Applications of this general methodology to control problems as well as general structural design problems are presented. Two specific examples are discussed. The first example considers the design of passive and active tuned mass dampers for improvement of the reliability of an offshore platform in a random sea environment. The second example discusses the retrofitting of a four-story structure with viscous dampers. The lifetime cost is adopted as design objective and a comprehensive methodology is presented for estimating the cost associated with future earthquake damages.
Optimal Control of Distributed Energy Harvesting Networks
Jeffrey Scruggs, Duke University
Monday, September 24, 2007
In many areas of vibration engineering, there is a growing interest in the use of transduction to couple the mechanical dynamics of a vibrating system with controllable electronic networks. One interesting application of this concept is called energy harvesting, which pertains to systems which are required to operate in energy-autonomy over the duration of a decades-long service life. In structural health monitoring applications employing embedded wireless sensing, for example, it is highly desirable for these sensors to somehow scavenge their power from their immediate surroundings, rather than requiring external power or long-term battery storage. One promising technology for such energy-harvesting systems entails the use of resonant piezoelectric devices, which harvest energy from ambient vibration. The fabrication of such devices constitutes a well-understood technology. However, for systems driven by broadband stochastic excitation, the determination of the optimal control of the electronic network was only recently shown to be a tractable problem in general.

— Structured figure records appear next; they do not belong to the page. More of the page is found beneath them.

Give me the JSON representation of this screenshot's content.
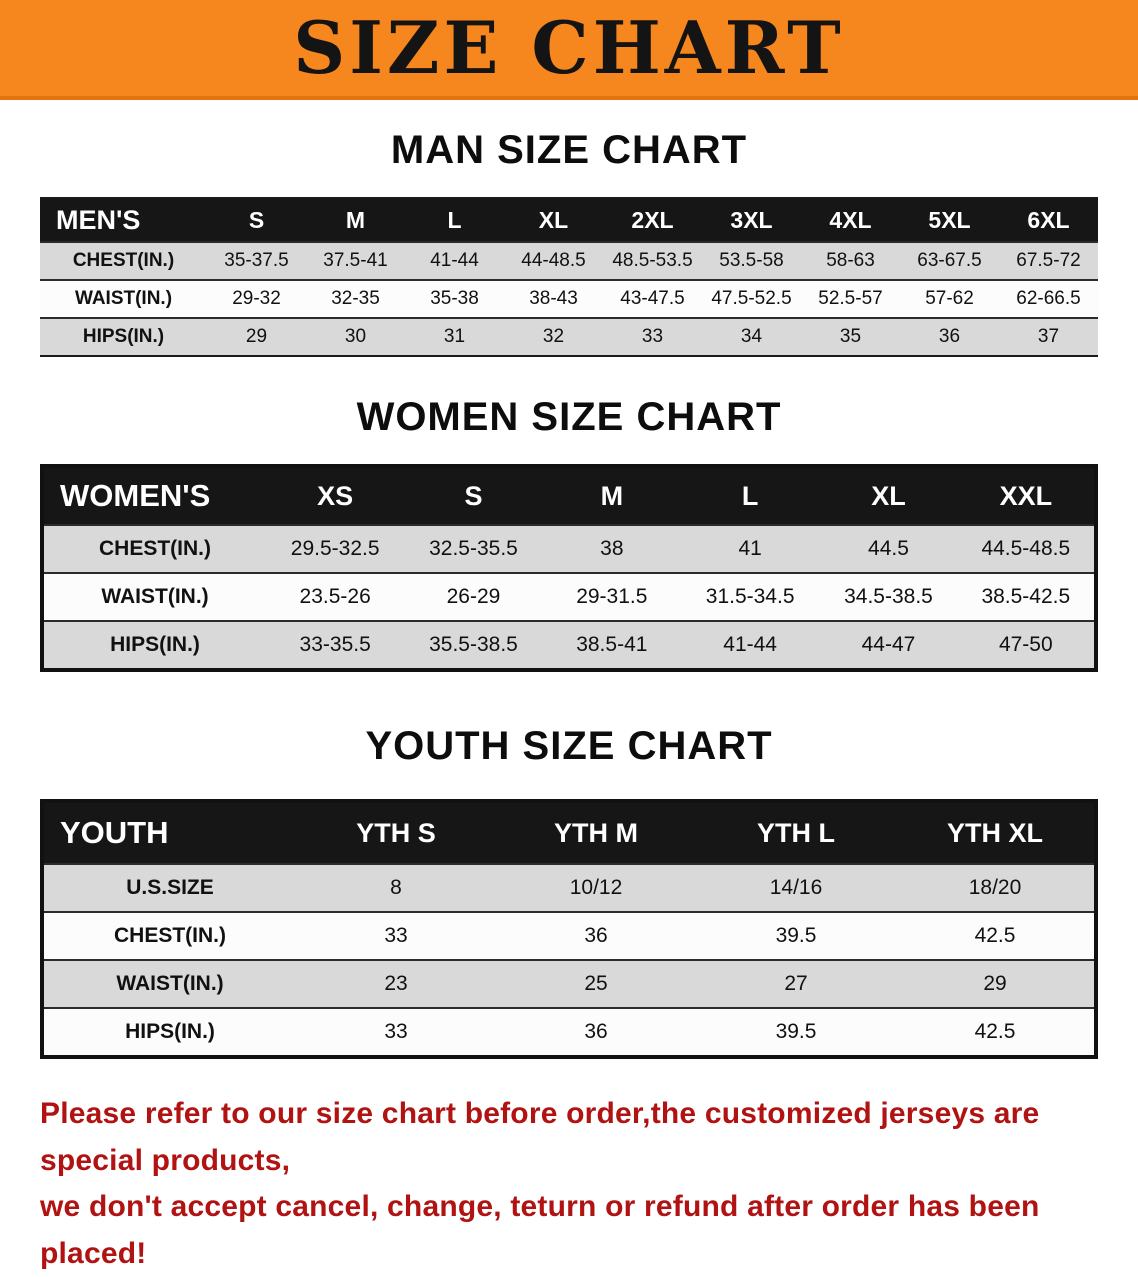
{
  "banner": {
    "title": "SIZE CHART"
  },
  "colors": {
    "banner_orange": "#f6861e",
    "table_header_black": "#161616",
    "row_stripe_gray": "#d9d9d9",
    "note_red": "#b11212"
  },
  "sections": [
    {
      "heading": "MAN SIZE CHART",
      "table": {
        "header_label": "MEN'S",
        "columns": [
          "S",
          "M",
          "L",
          "XL",
          "2XL",
          "3XL",
          "4XL",
          "5XL",
          "6XL"
        ],
        "rows": [
          {
            "label": "CHEST(IN.)",
            "values": [
              "35-37.5",
              "37.5-41",
              "41-44",
              "44-48.5",
              "48.5-53.5",
              "53.5-58",
              "58-63",
              "63-67.5",
              "67.5-72"
            ]
          },
          {
            "label": "WAIST(IN.)",
            "values": [
              "29-32",
              "32-35",
              "35-38",
              "38-43",
              "43-47.5",
              "47.5-52.5",
              "52.5-57",
              "57-62",
              "62-66.5"
            ]
          },
          {
            "label": "HIPS(IN.)",
            "values": [
              "29",
              "30",
              "31",
              "32",
              "33",
              "34",
              "35",
              "36",
              "37"
            ]
          }
        ]
      }
    },
    {
      "heading": "WOMEN SIZE CHART",
      "table": {
        "header_label": "WOMEN'S",
        "columns": [
          "XS",
          "S",
          "M",
          "L",
          "XL",
          "XXL"
        ],
        "rows": [
          {
            "label": "CHEST(IN.)",
            "values": [
              "29.5-32.5",
              "32.5-35.5",
              "38",
              "41",
              "44.5",
              "44.5-48.5"
            ]
          },
          {
            "label": "WAIST(IN.)",
            "values": [
              "23.5-26",
              "26-29",
              "29-31.5",
              "31.5-34.5",
              "34.5-38.5",
              "38.5-42.5"
            ]
          },
          {
            "label": "HIPS(IN.)",
            "values": [
              "33-35.5",
              "35.5-38.5",
              "38.5-41",
              "41-44",
              "44-47",
              "47-50"
            ]
          }
        ]
      }
    },
    {
      "heading": "YOUTH SIZE CHART",
      "table": {
        "header_label": "YOUTH",
        "columns": [
          "YTH S",
          "YTH M",
          "YTH L",
          "YTH XL"
        ],
        "rows": [
          {
            "label": "U.S.SIZE",
            "values": [
              "8",
              "10/12",
              "14/16",
              "18/20"
            ]
          },
          {
            "label": "CHEST(IN.)",
            "values": [
              "33",
              "36",
              "39.5",
              "42.5"
            ]
          },
          {
            "label": "WAIST(IN.)",
            "values": [
              "23",
              "25",
              "27",
              "29"
            ]
          },
          {
            "label": "HIPS(IN.)",
            "values": [
              "33",
              "36",
              "39.5",
              "42.5"
            ]
          }
        ]
      }
    }
  ],
  "footer_note": {
    "line1": "Please refer to our size chart before order,the customized jerseys are special products,",
    "line2": "we don't accept cancel, change, teturn or refund after order has been placed!"
  }
}
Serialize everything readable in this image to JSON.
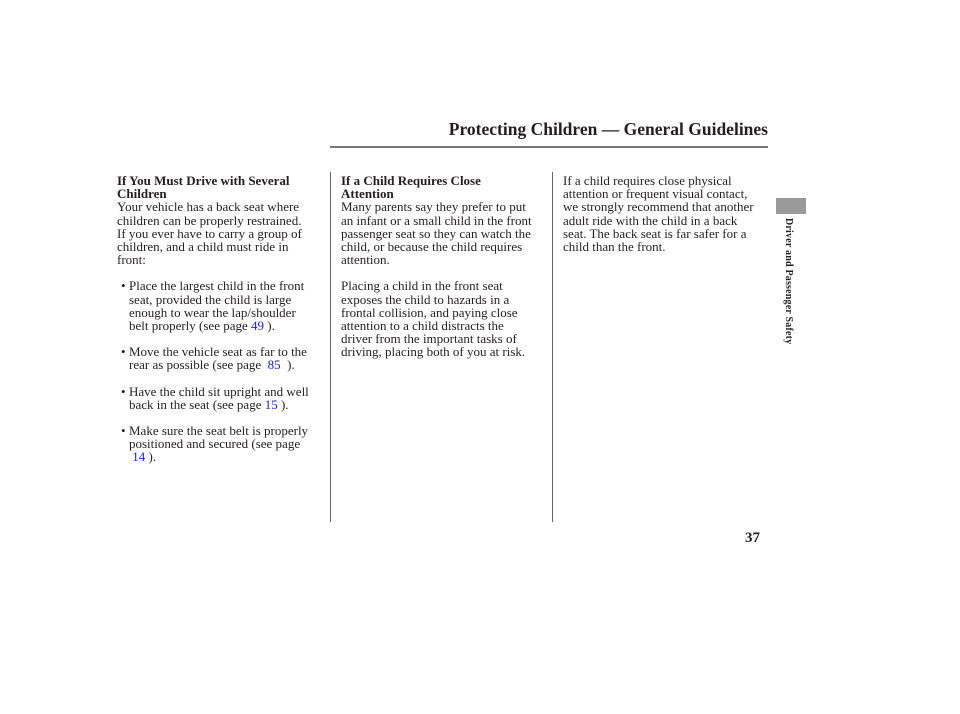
{
  "header": {
    "title": "Protecting Children — General Guidelines"
  },
  "side_tab": {
    "label": "Driver and Passenger Safety",
    "color": "#999999"
  },
  "page_number": "37",
  "col1": {
    "heading": [
      "If You Must Drive with Several",
      "Children"
    ],
    "intro": [
      "Your vehicle has a back seat where",
      "children can be properly restrained.",
      "If you ever have to carry a group of",
      "children, and a child must ride in",
      "front:"
    ],
    "bullets": [
      {
        "lines": [
          "Place the largest child in the front",
          "seat, provided the child is large",
          "enough to wear the lap/shoulder"
        ],
        "last_pre": "belt properly (see page ",
        "link": "49",
        "last_post": " )."
      },
      {
        "lines": [
          "Move the vehicle seat as far to the"
        ],
        "last_pre": "rear as possible (see page  ",
        "link": "85",
        "last_post": "  )."
      },
      {
        "lines": [
          "Have the child sit upright and well"
        ],
        "last_pre": "back in the seat (see page ",
        "link": "15",
        "last_post": " )."
      },
      {
        "lines": [
          "Make sure the seat belt is properly",
          "positioned and secured (see page"
        ],
        "last_pre": " ",
        "link": "14",
        "last_post": " )."
      }
    ]
  },
  "col2": {
    "heading": [
      "If a Child Requires Close",
      "Attention"
    ],
    "p1": [
      "Many parents say they prefer to put",
      "an infant or a small child in the front",
      "passenger seat so they can watch the",
      "child, or because the child requires",
      "attention."
    ],
    "p2": [
      "Placing a child in the front seat",
      "exposes the child to hazards in a",
      "frontal collision, and paying close",
      "attention to a child distracts the",
      "driver from the important tasks of",
      "driving, placing both of you at risk."
    ]
  },
  "col3": {
    "p1": [
      "If a child requires close physical",
      "attention or frequent visual contact,",
      "we strongly recommend that another",
      "adult ride with the child in a back",
      "seat. The back seat is far safer for a",
      "child than the front."
    ]
  },
  "colors": {
    "link": "#1a1aff",
    "text": "#231f20"
  }
}
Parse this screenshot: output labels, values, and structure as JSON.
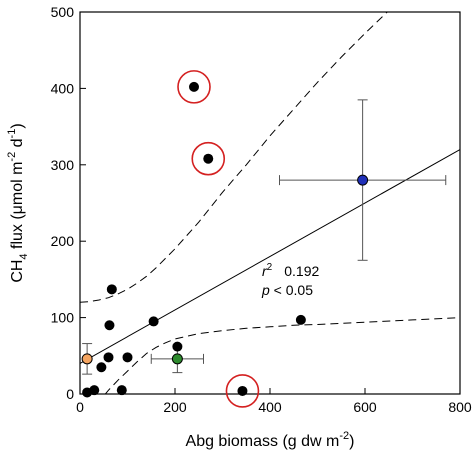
{
  "chart_data": {
    "type": "scatter",
    "xlim": [
      0,
      800
    ],
    "ylim": [
      0,
      500
    ],
    "xticks": [
      0,
      200,
      400,
      600,
      800
    ],
    "yticks": [
      0,
      100,
      200,
      300,
      400,
      500
    ],
    "xlabel": {
      "base": "Abg biomass (g dw m",
      "sup": "-2",
      "tail": ")"
    },
    "ylabel": {
      "p1": "CH",
      "sub": "4",
      "p2": " flux (μmol m",
      "sup1": "-2",
      "p3": " d",
      "sup2": "-1",
      "p4": ")"
    },
    "annotation": {
      "r2_label": "r",
      "r2_sup": "2",
      "r2_value": "0.192",
      "p_label": "p",
      "p_value": " < 0.05"
    },
    "points": [
      {
        "x": 15,
        "y": 2
      },
      {
        "x": 30,
        "y": 5
      },
      {
        "x": 45,
        "y": 35
      },
      {
        "x": 60,
        "y": 48
      },
      {
        "x": 62,
        "y": 90
      },
      {
        "x": 67,
        "y": 137
      },
      {
        "x": 88,
        "y": 5
      },
      {
        "x": 100,
        "y": 48
      },
      {
        "x": 155,
        "y": 95
      },
      {
        "x": 205,
        "y": 62
      },
      {
        "x": 465,
        "y": 97
      }
    ],
    "outliers": [
      {
        "x": 240,
        "y": 402
      },
      {
        "x": 270,
        "y": 308
      },
      {
        "x": 342,
        "y": 4
      }
    ],
    "means": [
      {
        "x": 15,
        "y": 46,
        "color": "#f4a460",
        "xerr": 0,
        "yerr": 20
      },
      {
        "x": 205,
        "y": 46,
        "color": "#2e8b2e",
        "xerr": 55,
        "yerr": 18
      },
      {
        "x": 595,
        "y": 280,
        "color": "#1f2fb8",
        "xerr": 175,
        "yerr": 105
      }
    ],
    "regression": {
      "x": [
        0,
        800
      ],
      "y": [
        40,
        320
      ]
    },
    "ci_upper": {
      "x": [
        0,
        20,
        40,
        60,
        80,
        100,
        120,
        140,
        160,
        200,
        250,
        300,
        350,
        400,
        450,
        500,
        550,
        600,
        650,
        700
      ],
      "y": [
        120,
        121,
        123,
        126,
        131,
        137,
        145,
        154,
        165,
        190,
        225,
        264,
        300,
        338,
        373,
        408,
        441,
        472,
        502,
        530
      ]
    },
    "ci_lower": {
      "x": [
        0,
        20,
        40,
        60,
        80,
        100,
        120,
        140,
        160,
        180,
        200,
        250,
        300,
        350,
        400,
        450,
        500,
        600,
        700,
        800
      ],
      "y": [
        -40,
        -25,
        -10,
        5,
        18,
        30,
        42,
        53,
        61,
        67,
        72,
        79,
        83,
        86,
        88,
        90,
        91,
        94,
        97,
        100
      ]
    }
  }
}
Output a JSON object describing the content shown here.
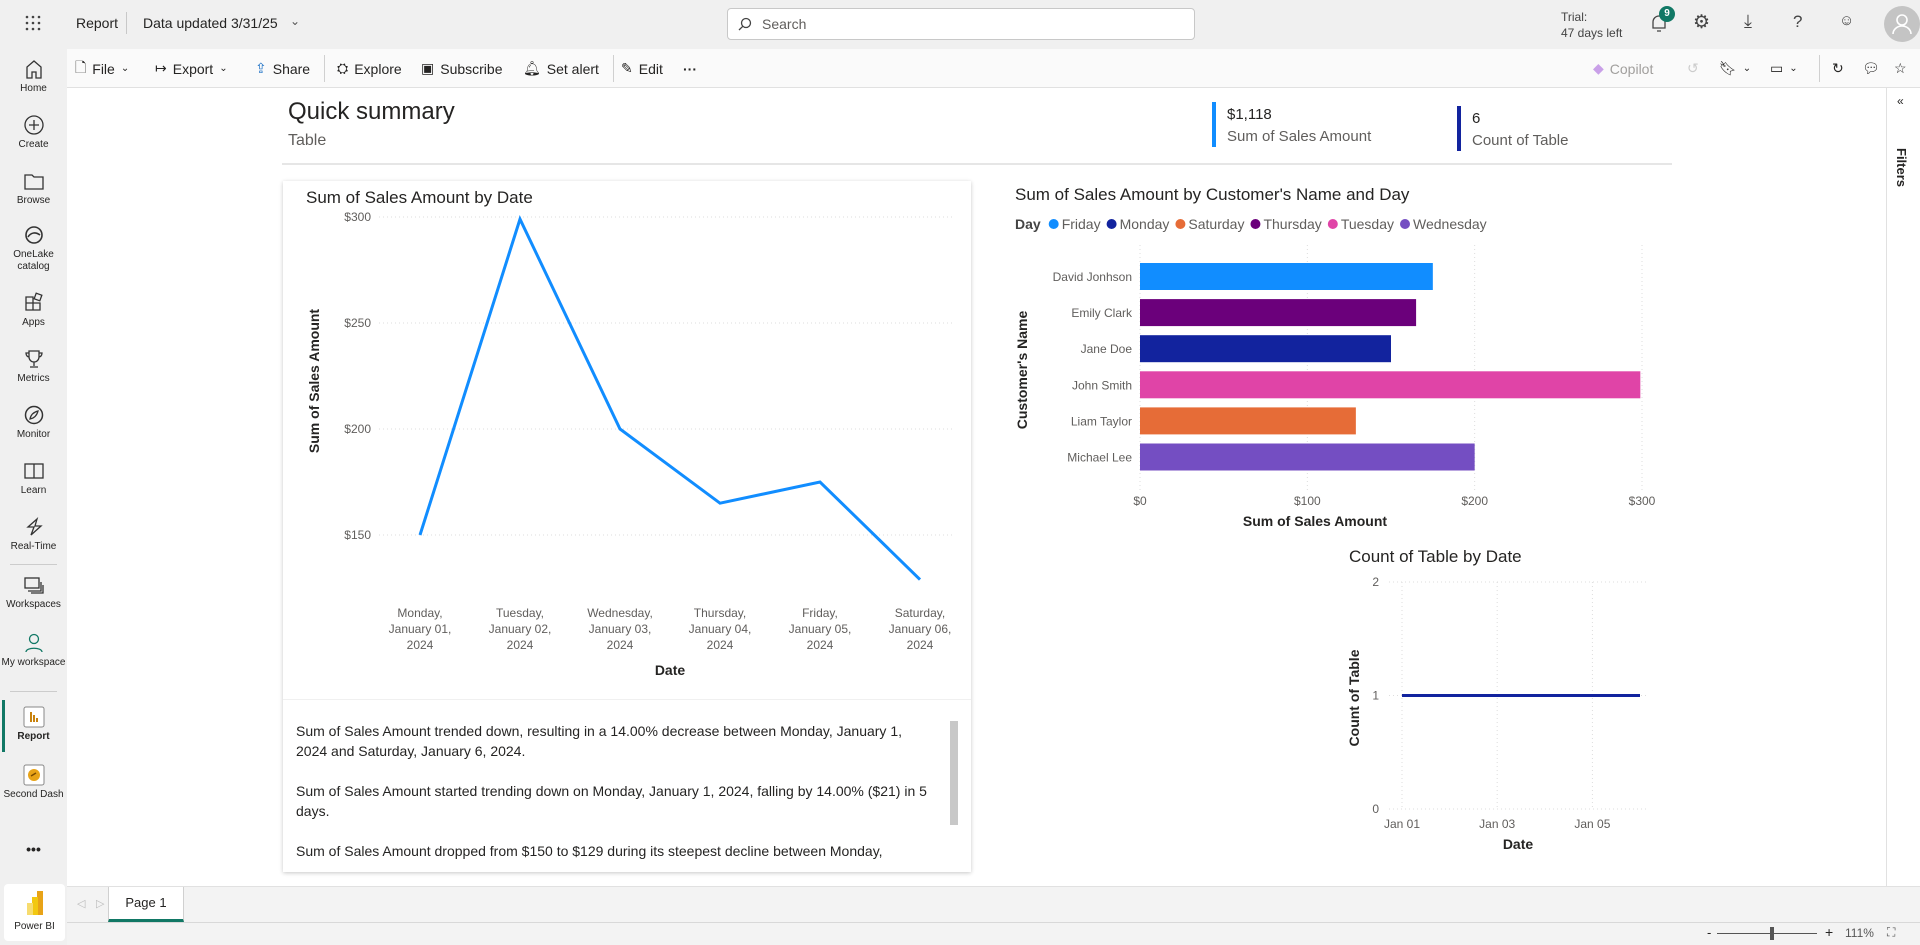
{
  "topbar": {
    "app": "Report",
    "data_updated": "Data updated 3/31/25",
    "search_placeholder": "Search",
    "trial_line1": "Trial:",
    "trial_line2": "47 days left",
    "notifications": "9"
  },
  "nav": {
    "items": [
      {
        "label": "Home"
      },
      {
        "label": "Create"
      },
      {
        "label": "Browse"
      },
      {
        "label": "OneLake catalog"
      },
      {
        "label": "Apps"
      },
      {
        "label": "Metrics"
      },
      {
        "label": "Monitor"
      },
      {
        "label": "Learn"
      },
      {
        "label": "Real-Time"
      },
      {
        "label": "Workspaces"
      },
      {
        "label": "My workspace"
      },
      {
        "label": "Report"
      },
      {
        "label": "Second Dash"
      }
    ],
    "more": "•••",
    "brand": "Power BI"
  },
  "toolbar": {
    "file": "File",
    "export": "Export",
    "share": "Share",
    "explore": "Explore",
    "subscribe": "Subscribe",
    "set_alert": "Set alert",
    "edit": "Edit",
    "more": "···",
    "copilot": "Copilot"
  },
  "header": {
    "title": "Quick summary",
    "subtitle": "Table"
  },
  "kpis": [
    {
      "value": "$1,118",
      "label": "Sum of Sales Amount",
      "color": "#118dff"
    },
    {
      "value": "6",
      "label": "Count of Table",
      "color": "#12239e"
    }
  ],
  "narrative": [
    "Sum of Sales Amount trended down, resulting in a 14.00% decrease between Monday, January 1, 2024 and Saturday, January 6, 2024.",
    "Sum of Sales Amount started trending down on Monday, January 1, 2024, falling by 14.00% ($21) in 5 days.",
    "Sum of Sales Amount dropped from $150 to $129 during its steepest decline between Monday,"
  ],
  "filters_label": "Filters",
  "page_tabs": [
    {
      "label": "Page 1"
    }
  ],
  "zoom": {
    "minus": "-",
    "plus": "+",
    "level": "111%",
    "fraction": 0.55
  },
  "chart_data": [
    {
      "type": "line",
      "title": "Sum of Sales Amount by Date",
      "xlabel": "Date",
      "ylabel": "Sum of Sales Amount",
      "categories": [
        [
          "Monday,",
          "January 01,",
          "2024"
        ],
        [
          "Tuesday,",
          "January 02,",
          "2024"
        ],
        [
          "Wednesday,",
          "January 03,",
          "2024"
        ],
        [
          "Thursday,",
          "January 04,",
          "2024"
        ],
        [
          "Friday,",
          "January 05,",
          "2024"
        ],
        [
          "Saturday,",
          "January 06,",
          "2024"
        ]
      ],
      "values": [
        150,
        299,
        200,
        165,
        175,
        129
      ],
      "yticks": [
        "$150",
        "$200",
        "$250",
        "$300"
      ],
      "ytick_values": [
        150,
        200,
        250,
        300
      ],
      "ylim": [
        120,
        300
      ],
      "color": "#118dff"
    },
    {
      "type": "bar",
      "orientation": "horizontal",
      "title": "Sum of Sales Amount by Customer's Name and Day",
      "xlabel": "Sum of Sales Amount",
      "ylabel": "Customer's Name",
      "legend_title": "Day",
      "legend": [
        {
          "name": "Friday",
          "color": "#118dff"
        },
        {
          "name": "Monday",
          "color": "#12239e"
        },
        {
          "name": "Saturday",
          "color": "#e66c37"
        },
        {
          "name": "Thursday",
          "color": "#6b007b"
        },
        {
          "name": "Tuesday",
          "color": "#e044a7"
        },
        {
          "name": "Wednesday",
          "color": "#744ec2"
        }
      ],
      "categories": [
        "David Jonhson",
        "Emily Clark",
        "Jane Doe",
        "John Smith",
        "Liam Taylor",
        "Michael Lee"
      ],
      "values": [
        175,
        165,
        150,
        299,
        129,
        200
      ],
      "colors": [
        "#118dff",
        "#6b007b",
        "#12239e",
        "#e044a7",
        "#e66c37",
        "#744ec2"
      ],
      "xticks": [
        "$0",
        "$100",
        "$200",
        "$300"
      ],
      "xtick_values": [
        0,
        100,
        200,
        300
      ],
      "xlim": [
        0,
        300
      ]
    },
    {
      "type": "line",
      "title": "Count of Table by Date",
      "xlabel": "Date",
      "ylabel": "Count of Table",
      "x": [
        1,
        2,
        3,
        4,
        5,
        6
      ],
      "values": [
        1,
        1,
        1,
        1,
        1,
        1
      ],
      "xticks": [
        "Jan 01",
        "Jan 03",
        "Jan 05"
      ],
      "xtick_values": [
        1,
        3,
        5
      ],
      "yticks": [
        "0",
        "1",
        "2"
      ],
      "ytick_values": [
        0,
        1,
        2
      ],
      "ylim": [
        0,
        2
      ],
      "color": "#12239e"
    }
  ]
}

This presentation illustrates that such energy harvesting control problems can be reduced to standard H2 optimal control problems, which may be solved to determine the optimal routing of power in the electronic network. This result is applied to a flexible cantilever beam, with a bimorph piezoelectric transducer bonded along its length, and subject to broadband stochastic vibration. It is shown that by subdividing the transducer into sections along the beam length, and controlling each of these sections through separate electronics, the overall efficiency of power absorption can be increased. For the case of transducer voltage feedback, the impact of measurement noise on the optimal conversion efficiency, and optimal beam configuration, is investigated. Additionally, the theory is extended to accommodate the impact of nonlinear dissipation in the electronic drive circuitry, due to semiconductor conduction losses, and it is shown that these losses result in a critical level of excitation below which energy conversion is infeasible. Finally, multi-objective optimization techniques are used to maximize generated power, subject to constraints on the dynamic responses of transducer voltages and beam stresses.